Anamanaguchi, with Infinity Shred and Ovlov
May 16, 7:30 p.m., $10-$12, The Space, 295 Treadwell St., Bldg. H, Hamden, (203) 288-6400, thespacect.com, manicproductions.org.
Hey friend, let's start a band. OK, what instrument do you play? The Nintendo. Chiptune or 8-bit music is a genre where all or part of otherwise conventional popular music songs are played via a Nintendo NES, the original Nintendo system that just about everybody has spent some time with. I mean, Mario and Luigi are practically part of the family by now, right? Electronic music is just another of the myriad ways we satisfy (or torture, ahem, dubstep) our ears, and we're all already accustomed to the sounds of the glorious 8-bit tunes we grew up listening to via our video games. I'm sure some of us even listened to the start menus of certain games because there was no other way to hear that song we loved other than to record it onto a shitty cassette tape. But now we can get it in our indie rock, and for that we are stoked.
In New York City not so long ago, four dudes came together to form Anamanaguchi, an indie rock band soaked in chiptune with a lot of energy. They compose their tunes using both an NES and a program that emulates an old Amiga, a video game system put out by Commodore in the early 1990s. During a phone chat last week, drummer Luke Silas explained how the band recreates its music live. The songs that the band's head songwriter Pete Berkman writes via the Nintendo are exported in a Nintendo sound file and put on a special cartridge that the NES can read. "We press play, and it starts to play that track, and we try to keep up," Silas says, laughing.
The foursome, which also includes James DeVito and Ary Warnaar, look like a regular old band otherwise, what with their drum set and guitars. But don't think that these guys just cracked out on video games forever and then decided to make some video game music one day. "We've always been much closer to Andrew WK than we are to like, fuckin', Pacman or whatever," Silas says. The use of electronic samples and instruments is not a single driving factor in what Anamanaguchi's songs sound like. In fact, there's a bit of a philosophical debate to be had over some of the requirements of a chiptune band. "If we were doing this all on synthesizers, with the same sounds, exactly the same songs, same structure, everything, but just using slightly different sounds, at what point would we not be a Nintendo band?" Silas says, when asked if the chiptune factor in the band's sound has influenced their writing style at all. "At what point would we not be chiptune? Where does the Ship of Theseus end?" After some thought Silas said he felt comfortable going on record to say that, because the sounds they use are a conscious decision, their writing is a product of what the band is, and not what they sound like.
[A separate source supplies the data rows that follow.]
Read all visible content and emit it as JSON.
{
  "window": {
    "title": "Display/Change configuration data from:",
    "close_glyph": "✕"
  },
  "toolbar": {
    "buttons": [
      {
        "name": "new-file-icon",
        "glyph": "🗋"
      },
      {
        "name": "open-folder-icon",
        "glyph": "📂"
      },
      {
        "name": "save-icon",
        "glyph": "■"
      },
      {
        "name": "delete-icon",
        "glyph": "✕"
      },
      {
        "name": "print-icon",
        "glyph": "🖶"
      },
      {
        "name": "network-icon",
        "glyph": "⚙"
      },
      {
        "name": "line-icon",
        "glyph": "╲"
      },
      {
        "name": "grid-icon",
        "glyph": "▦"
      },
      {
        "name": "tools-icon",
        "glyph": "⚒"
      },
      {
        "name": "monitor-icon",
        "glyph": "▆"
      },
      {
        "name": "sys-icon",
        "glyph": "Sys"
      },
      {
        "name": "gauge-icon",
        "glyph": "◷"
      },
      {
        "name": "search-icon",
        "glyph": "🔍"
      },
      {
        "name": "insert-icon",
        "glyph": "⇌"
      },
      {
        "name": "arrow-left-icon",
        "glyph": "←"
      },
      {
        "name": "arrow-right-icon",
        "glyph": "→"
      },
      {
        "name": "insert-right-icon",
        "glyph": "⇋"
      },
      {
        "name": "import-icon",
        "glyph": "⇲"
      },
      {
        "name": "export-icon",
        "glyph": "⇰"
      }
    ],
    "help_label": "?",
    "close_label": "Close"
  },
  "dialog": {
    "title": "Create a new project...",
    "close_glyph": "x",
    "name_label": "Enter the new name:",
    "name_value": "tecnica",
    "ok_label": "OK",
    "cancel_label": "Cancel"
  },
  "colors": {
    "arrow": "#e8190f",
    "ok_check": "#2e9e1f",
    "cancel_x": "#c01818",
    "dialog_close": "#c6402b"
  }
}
Maybe some would be inclined to pass them over due to their sound, but they've found a fan in Bryan Lee O'Malley, the writer and creator of the Scott Pilgrim series. When the band got the call in the summer of 2009 from Ubisoft while out on tour, asking if they had any interest in providing a soundtrack to the Scott Pilgrim vs. The World video game, coinciding with the release of the similarly titled movie based on the books, they'd literally learned of the series' existence the night before. The four of them bought and read the books while on tour and went straight to work on the soundtrack once they got home. Silas has played the game, but can get tripped up thinking back to putting the music together. "I'm playing this game and all I can really think of is how silly it was to write this little part here," he says.
Anamanaguchi has just released its latest record, Endless Fantasy. Since they're flying solo on the label front, Anamanaguchi started a Kickstarter to help them fund the album's release after recording it themselves. Silas feels that bands who will only record and release an album after asking their fans to cough up the money to do so are "exploitative." They appreciate the ability to be able to work so closely with their fans, who they know will be down to help spread the music around.